The brutal encounter between Little Bill and English Bob (which takes place on July Fourth, tying violence and American nationhood together) establishes the film’s dialectic. A confident moralist and a confident immoralist, they represent, respectively, the attitudes between which the more ambiguous bounty hunters, everyone else in this movie, will be caught and tortured. If only they could be so certain.…

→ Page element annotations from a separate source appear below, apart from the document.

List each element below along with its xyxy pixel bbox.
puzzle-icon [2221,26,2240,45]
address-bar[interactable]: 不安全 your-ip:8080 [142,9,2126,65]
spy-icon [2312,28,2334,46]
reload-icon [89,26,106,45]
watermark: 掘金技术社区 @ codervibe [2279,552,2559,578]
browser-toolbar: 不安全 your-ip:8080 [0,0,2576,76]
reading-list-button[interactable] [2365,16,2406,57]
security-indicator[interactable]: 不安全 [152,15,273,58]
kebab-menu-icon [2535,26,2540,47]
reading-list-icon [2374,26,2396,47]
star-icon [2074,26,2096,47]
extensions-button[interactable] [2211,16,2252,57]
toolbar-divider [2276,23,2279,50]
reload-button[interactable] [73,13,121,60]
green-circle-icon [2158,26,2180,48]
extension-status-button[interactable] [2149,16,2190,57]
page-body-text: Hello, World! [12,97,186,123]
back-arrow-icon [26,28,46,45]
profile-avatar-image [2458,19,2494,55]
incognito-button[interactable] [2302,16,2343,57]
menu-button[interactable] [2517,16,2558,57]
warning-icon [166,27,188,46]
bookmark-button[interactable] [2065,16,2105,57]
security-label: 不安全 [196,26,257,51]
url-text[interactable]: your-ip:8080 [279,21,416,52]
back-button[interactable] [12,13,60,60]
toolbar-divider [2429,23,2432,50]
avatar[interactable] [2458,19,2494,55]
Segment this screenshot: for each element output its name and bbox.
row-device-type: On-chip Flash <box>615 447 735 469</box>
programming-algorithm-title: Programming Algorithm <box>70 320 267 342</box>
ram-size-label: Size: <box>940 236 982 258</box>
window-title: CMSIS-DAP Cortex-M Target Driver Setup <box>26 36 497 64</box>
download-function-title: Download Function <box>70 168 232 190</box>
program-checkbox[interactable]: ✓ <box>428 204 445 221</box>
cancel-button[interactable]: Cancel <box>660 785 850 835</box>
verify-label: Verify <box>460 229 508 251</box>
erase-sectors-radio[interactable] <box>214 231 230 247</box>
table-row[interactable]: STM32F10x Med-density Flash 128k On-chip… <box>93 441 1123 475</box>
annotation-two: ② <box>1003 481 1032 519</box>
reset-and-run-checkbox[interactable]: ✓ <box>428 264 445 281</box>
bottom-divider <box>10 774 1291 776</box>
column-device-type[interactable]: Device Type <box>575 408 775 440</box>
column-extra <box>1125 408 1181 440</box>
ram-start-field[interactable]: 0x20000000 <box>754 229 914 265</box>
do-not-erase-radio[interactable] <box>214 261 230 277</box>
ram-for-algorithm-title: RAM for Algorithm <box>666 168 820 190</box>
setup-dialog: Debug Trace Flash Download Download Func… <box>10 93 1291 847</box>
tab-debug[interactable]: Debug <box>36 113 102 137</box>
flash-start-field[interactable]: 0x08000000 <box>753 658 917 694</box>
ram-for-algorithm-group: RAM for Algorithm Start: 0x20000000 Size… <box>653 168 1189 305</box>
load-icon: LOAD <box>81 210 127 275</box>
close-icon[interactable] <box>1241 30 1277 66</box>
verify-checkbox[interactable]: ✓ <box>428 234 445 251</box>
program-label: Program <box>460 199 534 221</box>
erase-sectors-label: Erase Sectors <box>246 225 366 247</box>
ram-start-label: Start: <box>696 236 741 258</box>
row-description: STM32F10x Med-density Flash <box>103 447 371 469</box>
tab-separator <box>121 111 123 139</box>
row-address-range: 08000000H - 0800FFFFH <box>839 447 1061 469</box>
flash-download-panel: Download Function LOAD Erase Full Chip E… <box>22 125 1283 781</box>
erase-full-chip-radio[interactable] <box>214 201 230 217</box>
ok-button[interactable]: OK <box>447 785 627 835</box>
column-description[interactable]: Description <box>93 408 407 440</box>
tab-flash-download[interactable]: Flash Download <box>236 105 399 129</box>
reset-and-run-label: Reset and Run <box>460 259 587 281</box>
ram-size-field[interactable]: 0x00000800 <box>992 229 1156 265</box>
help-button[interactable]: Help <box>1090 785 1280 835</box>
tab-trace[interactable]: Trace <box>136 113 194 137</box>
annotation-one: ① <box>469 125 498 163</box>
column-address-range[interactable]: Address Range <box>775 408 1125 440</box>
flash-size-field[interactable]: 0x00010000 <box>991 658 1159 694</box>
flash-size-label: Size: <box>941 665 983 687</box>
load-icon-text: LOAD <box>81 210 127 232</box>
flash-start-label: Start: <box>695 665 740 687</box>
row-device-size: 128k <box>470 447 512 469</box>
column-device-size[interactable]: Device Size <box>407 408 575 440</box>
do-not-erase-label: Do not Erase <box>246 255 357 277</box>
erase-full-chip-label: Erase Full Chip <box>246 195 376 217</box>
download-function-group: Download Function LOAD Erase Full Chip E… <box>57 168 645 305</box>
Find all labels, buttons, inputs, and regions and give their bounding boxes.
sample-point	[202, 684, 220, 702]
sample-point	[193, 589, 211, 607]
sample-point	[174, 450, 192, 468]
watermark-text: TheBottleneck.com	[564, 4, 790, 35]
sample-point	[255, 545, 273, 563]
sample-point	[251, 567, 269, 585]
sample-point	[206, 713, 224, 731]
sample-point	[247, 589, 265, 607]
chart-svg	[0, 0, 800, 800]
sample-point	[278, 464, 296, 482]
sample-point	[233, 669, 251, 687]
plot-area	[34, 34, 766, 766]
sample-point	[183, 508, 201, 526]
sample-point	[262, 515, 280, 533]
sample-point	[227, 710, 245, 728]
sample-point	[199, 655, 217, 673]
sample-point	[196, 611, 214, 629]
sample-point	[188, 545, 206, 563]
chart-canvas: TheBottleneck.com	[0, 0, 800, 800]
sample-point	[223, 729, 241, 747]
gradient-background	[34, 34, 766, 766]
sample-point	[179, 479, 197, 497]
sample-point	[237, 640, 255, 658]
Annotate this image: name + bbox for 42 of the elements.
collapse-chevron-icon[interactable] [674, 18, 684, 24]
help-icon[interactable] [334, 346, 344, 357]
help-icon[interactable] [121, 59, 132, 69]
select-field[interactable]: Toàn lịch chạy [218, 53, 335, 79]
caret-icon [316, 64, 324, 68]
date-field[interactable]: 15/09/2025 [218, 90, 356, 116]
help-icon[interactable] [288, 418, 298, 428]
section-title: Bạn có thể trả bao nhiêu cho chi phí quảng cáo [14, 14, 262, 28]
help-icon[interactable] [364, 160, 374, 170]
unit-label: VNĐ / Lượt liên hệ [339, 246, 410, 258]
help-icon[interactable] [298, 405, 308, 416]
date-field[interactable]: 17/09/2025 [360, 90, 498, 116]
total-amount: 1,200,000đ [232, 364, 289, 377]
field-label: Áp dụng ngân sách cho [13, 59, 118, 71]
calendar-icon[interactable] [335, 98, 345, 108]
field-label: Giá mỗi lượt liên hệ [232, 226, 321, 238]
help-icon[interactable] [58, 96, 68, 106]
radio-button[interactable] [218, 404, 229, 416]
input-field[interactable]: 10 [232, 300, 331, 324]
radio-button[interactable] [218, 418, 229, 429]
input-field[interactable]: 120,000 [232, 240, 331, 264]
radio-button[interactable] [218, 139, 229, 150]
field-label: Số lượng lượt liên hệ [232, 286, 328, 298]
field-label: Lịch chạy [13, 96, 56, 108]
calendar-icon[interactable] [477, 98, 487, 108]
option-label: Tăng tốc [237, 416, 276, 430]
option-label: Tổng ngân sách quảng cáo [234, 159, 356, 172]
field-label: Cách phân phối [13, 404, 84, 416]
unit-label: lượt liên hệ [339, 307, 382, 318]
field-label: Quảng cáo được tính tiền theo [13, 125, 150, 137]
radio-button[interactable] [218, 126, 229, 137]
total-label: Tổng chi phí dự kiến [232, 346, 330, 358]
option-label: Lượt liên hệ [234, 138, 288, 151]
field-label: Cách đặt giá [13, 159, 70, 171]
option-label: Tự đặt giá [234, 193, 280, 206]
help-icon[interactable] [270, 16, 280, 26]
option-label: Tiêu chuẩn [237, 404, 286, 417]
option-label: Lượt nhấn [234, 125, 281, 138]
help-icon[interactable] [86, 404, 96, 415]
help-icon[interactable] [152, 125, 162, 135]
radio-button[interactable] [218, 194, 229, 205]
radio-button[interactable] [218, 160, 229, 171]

The most significant of these others is Bob’s one-man entourage, his “biographer,” W. W. Beauchamp (Saul Rubinek). He represents all those westering hacks whose nineteenth-century dime novels and penny dreadfuls would become the source of most of the western movies’ classic tropes. The symbol of everyone’s desire to convert the mean realities of the frontier experience into inspiring national myth, he is, quite literally, a man who will print the legend instead of the truth. He will also abandon English Bob for Little Bill when he bests Bob, and at the end, when Will Munny defeats Daggett, he will try to attach himself to the man who has proved to have, in the writer’s eyes, the largest star quality, for, yes,
Unforgiven
is also a meditation on celebrity.

Will’s dubious triumph will be hard and desperately earned. The idyllic world he and his companions ride through on their way to Big Whiskey—verdant fields and forests, sparkling streams—disappears when they arrive. A storm is brawling across the hilltop, and we will not see it in a fresh morning light again, for there is no virtue in this village;
pace
John Wayne, it is as corrupt as Lago in
High Plains Drifter
. Moreover, Will arrives there shaking with ague. While his friends visit the whores on the second floor of Greely’s saloon he settles down to nurse a drink and himself. There Daggett, showing off for Beauchamp—he grows more brutal and self-regarding under the writer’s avid attention—identifies Will as the kind of saddle tramp he will have none of in his town, correctly accuses him of failing to abide by the firearms ordinance and beats him unmercifully. Will is obliged to crawl for the door, and the next we see of him is his being nursed back from near death by Ned.